Question, if you waited for the last say 10-15 seconds off your authenticator code then entered it before it changed wouldnt you still be perfectly safe? As by the time they get the code and use what ever bot to get into your account a new code will be needed?

[Ryoushii]

Btw, it's fine for people to refer to it as a 'virus', although it doesn't have the characteristics of one, people have been using the word in this context so much that it's just become generally acceptable for any type of malware, at least outside of professional areas.

I'm super new to mac's, is there something I should be looking for here? I know I won't find a .dll so does that mean I'm safe? Sorry for a newbie question

DLL's are for Windows operating systems, so you are indeed fine for this trojan.

Question, if you waited for the last say 10-15 seconds off your authenticator code then entered it before it changed wouldnt you still be perfectly safe? As by the time they get the code and use what ever bot to get into your account a new code will be needed?

Yes, that's fine.

[IKT]

7 words: You Are Not More Safe On A Mac.

The only reason people try to hack them less is because the majority of home users (the targets of hacks) are on PCs.

Bit of a contradiction there,

If the only reason people try to hack them less is because the majority of home users are on pc's (you mean windows), then macs ARE safer because they're being targeted less, however the whole popularity contest is a flawed and dumb reason that only idiots use.

Btw, it's fine for people to refer to it as a 'virus', although it doesn't have the characteristics of one, people have been using the word in this context so much that it's just become generally acceptable for any type of malware, at least outside of professional areas.

No it's NOT, excusing people for being fucking dumb is not a valid reason to keep using the incorrect term, half of this shit happens because of dumb fucking people who can't put 1+1 together.

http://en.wikipedia.org/wiki/Malware...uses_and_worms

[Atallicus]

Btw, it's fine for people to refer to it as a 'virus', although it doesn't have the characteristics of one, people have been using the word in this context so much that it's just become generally acceptable for any type of malware, at least outside of professional areas.


DLL's are for Windows operating systems, so you are indeed fine for this trojan.

Yes, that's fine.

Thankyou much!

[Puntar]

Hmm, wouldn't tying MAC address of you Ethernet card to the Authenticator make it very hard on the hackers?

Another way would be to input 2nd Authenticator number just after log in (in that log-in Auth phase player still cannot interact with anything).

[Deviltry]

Hmm, wouldn't tying MAC address of you Ethernet card to the Authenticator make it very hard on the hackers?

Another way would be to input 2nd Authenticator number just after log in (in that log-in Auth phase player still cannot interact with anything).

Changing MAC address takes like 10 seconds.
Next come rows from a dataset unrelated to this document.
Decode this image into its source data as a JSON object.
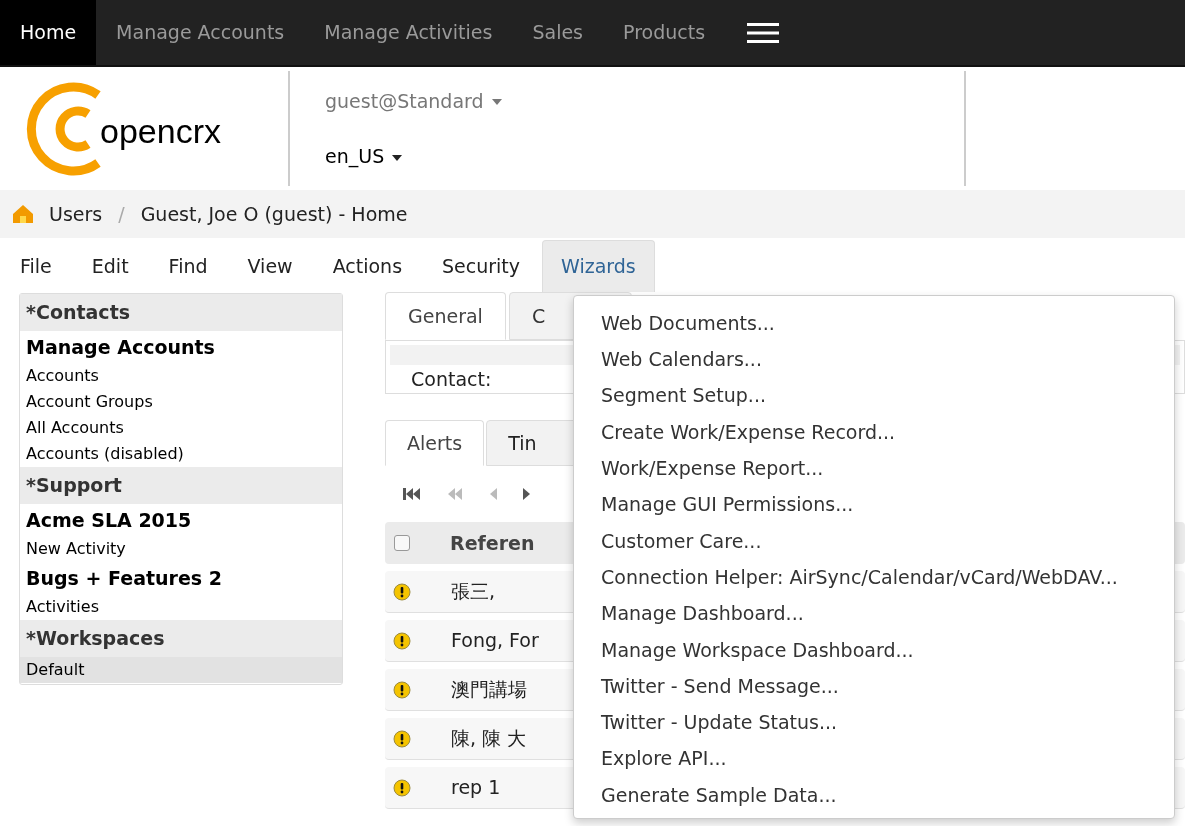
{
  "top_nav": [
    {
      "label": "Home",
      "selected": true
    },
    {
      "label": "Manage Accounts",
      "selected": false
    },
    {
      "label": "Manage Activities",
      "selected": false
    },
    {
      "label": "Sales",
      "selected": false
    },
    {
      "label": "Products",
      "selected": false
    }
  ],
  "logo": {
    "text": "opencrx"
  },
  "header": {
    "user": "guest@Standard",
    "locale": "en_US"
  },
  "breadcrumb": {
    "items": [
      "Users",
      "Guest, Joe O (guest) - Home"
    ],
    "separator": "/"
  },
  "menu_bar": [
    {
      "label": "File",
      "selected": false
    },
    {
      "label": "Edit",
      "selected": false
    },
    {
      "label": "Find",
      "selected": false
    },
    {
      "label": "View",
      "selected": false
    },
    {
      "label": "Actions",
      "selected": false
    },
    {
      "label": "Security",
      "selected": false
    },
    {
      "label": "Wizards",
      "selected": true
    }
  ],
  "sidebar": [
    {
      "kind": "section",
      "label": "*Contacts"
    },
    {
      "kind": "group",
      "label": "Manage Accounts",
      "selected": false
    },
    {
      "kind": "item",
      "label": "Accounts",
      "selected": false
    },
    {
      "kind": "item",
      "label": "Account Groups",
      "selected": false
    },
    {
      "kind": "item",
      "label": "All Accounts",
      "selected": false
    },
    {
      "kind": "item",
      "label": "Accounts (disabled)",
      "selected": false
    },
    {
      "kind": "section",
      "label": "*Support"
    },
    {
      "kind": "group",
      "label": "Acme SLA 2015",
      "selected": false
    },
    {
      "kind": "item",
      "label": "New Activity",
      "selected": false
    },
    {
      "kind": "group",
      "label": "Bugs + Features 2",
      "selected": false
    },
    {
      "kind": "item",
      "label": "Activities",
      "selected": false
    },
    {
      "kind": "section",
      "label": "*Workspaces"
    },
    {
      "kind": "item",
      "label": "Default",
      "selected": true
    }
  ],
  "main_tabs": [
    {
      "label": "General",
      "selected": true
    },
    {
      "label": "C",
      "selected": false
    }
  ],
  "contact_label": "Contact:",
  "grid_tabs": [
    {
      "label": "Alerts",
      "selected": true
    },
    {
      "label": "Tin",
      "selected": false
    }
  ],
  "table": {
    "select_all_checked": false,
    "columns": [
      "Referen"
    ],
    "rows": [
      [
        "張三,"
      ],
      [
        "Fong, For"
      ],
      [
        "澳門講場"
      ],
      [
        "陳, 陳 大"
      ],
      [
        "rep 1"
      ]
    ]
  },
  "wizards_menu": [
    "Web Documents...",
    "Web Calendars...",
    "Segment Setup...",
    "Create Work/Expense Record...",
    "Work/Expense Report...",
    "Manage GUI Permissions...",
    "Customer Care...",
    "Connection Helper: AirSync/Calendar/vCard/WebDAV...",
    "Manage Dashboard...",
    "Manage Workspace Dashboard...",
    "Twitter - Send Message...",
    "Twitter - Update Status...",
    "Explore API...",
    "Generate Sample Data..."
  ]
}
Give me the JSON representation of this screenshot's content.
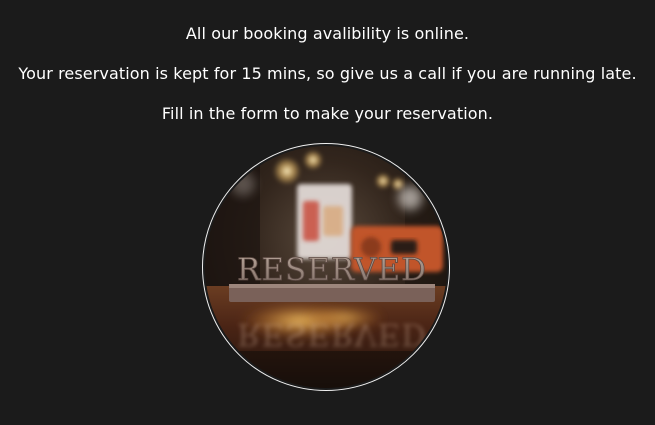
{
  "intro": {
    "line1": "All our booking avalibility is online.",
    "line2": "Your reservation is kept for 15 mins, so give us a call if you are running late.",
    "line3": "Fill in the form to make your reservation."
  },
  "image": {
    "sign_text": "RESERVED",
    "border_color": "#f0f0f0",
    "background_color": "#1b1b1b"
  }
}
And reading it when you have a trojan installed on your victim's computer is piss easy.

[TobiasX]

Bit of a contradiction there,

If the only reason people try to hack them less is because the majority of home users are on pc's (you mean windows), then macs ARE safer because they're being targeted less

The majority of viruses target a computer; they don't care whether it's a mac or a windows pc.
There are a number of viruses that specifically target windows pcs. This is a very small number relative to the total number of viruses that exist.